The reason I was underwhelmed by Disney’s latest offering, and frustrated by what animation has become in this country, is perhaps due in no small part to the fact that I caught Hayao Miyazaki’s The Wind Rises earlier in the week. Billed as the 73-year-old Miyazaki’s final work, after a career spanning such masterpieces as Spirited Away,Princess Mononoke, and Kiki’s Delivery Service, The Wind Rises is—unlike those other films—aimed more towards adults than children, and tells the slow, complex story of the engineer responsible for building Japan’s bomber planes during World War II. Introducing Jiro Horikoshi as a young teen with big dreams of flying machines, through to his adulthood designing planes for the military, Miyazaki tells the story of an artist driven to create something beautiful, despite the realities of the war it will be co-opted for.
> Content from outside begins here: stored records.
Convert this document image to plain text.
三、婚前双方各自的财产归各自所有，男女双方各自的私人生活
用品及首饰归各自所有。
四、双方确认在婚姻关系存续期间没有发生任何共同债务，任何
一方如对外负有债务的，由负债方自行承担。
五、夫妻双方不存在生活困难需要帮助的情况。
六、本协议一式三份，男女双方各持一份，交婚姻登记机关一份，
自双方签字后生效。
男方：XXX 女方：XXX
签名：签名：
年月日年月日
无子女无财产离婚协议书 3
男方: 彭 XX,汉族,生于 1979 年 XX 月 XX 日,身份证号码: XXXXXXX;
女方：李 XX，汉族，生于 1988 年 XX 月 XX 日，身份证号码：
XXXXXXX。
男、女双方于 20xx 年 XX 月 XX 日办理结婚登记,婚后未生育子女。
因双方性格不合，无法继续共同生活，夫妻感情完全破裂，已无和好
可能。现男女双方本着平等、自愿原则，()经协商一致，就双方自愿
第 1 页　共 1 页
And while the growing war plays a big part in the narrative, it also lives at its edges, as the backdrop to a deeper examination of what it means to be a good human being, irrespective of historical circumstance. As with all his films, there are no villains in Miyazaki’s universe, just characters on a sliding scale of being in, or out of tune with the deeper harmony of nature. Throughout the story, Horikoshi performs small and large acts of kindness without a second thought, and without any need for validation or recognition, and while he wishes he could build planes without having to add guns or bombs to them, he is not naive either, quietly accepting the role he has been chosen to play for his country. It takes a while to adjust to the film’s serious tone and patiently measured pace—and the film drags considerably in its middle section—but around the half-way mark, it becomes a surprisingly engaging love story, as Horikoshi meets his wife-to-be during a summer retreat in a country idyll.
Without giving anything away, this romance, like everything else in the film, is treated by Miyazaki with a tender wisdom and quiet dignity—and the accumulative power of that world-view is powerfully, devastatingly moving, without ever resorting to easy sentiment. Encapsulating the themes that have been present in all his work—a deep love of nature, the values of compassion and kindness, and the mystical landscape of dreams and creativity—it’s a fitting swan song for one of the great film-makers of our age, and a wonderful example of what animation can do when it breaks out of the rigidly imposed limitations of child-centric commercial entertainment, and into the realm of deeply personal art.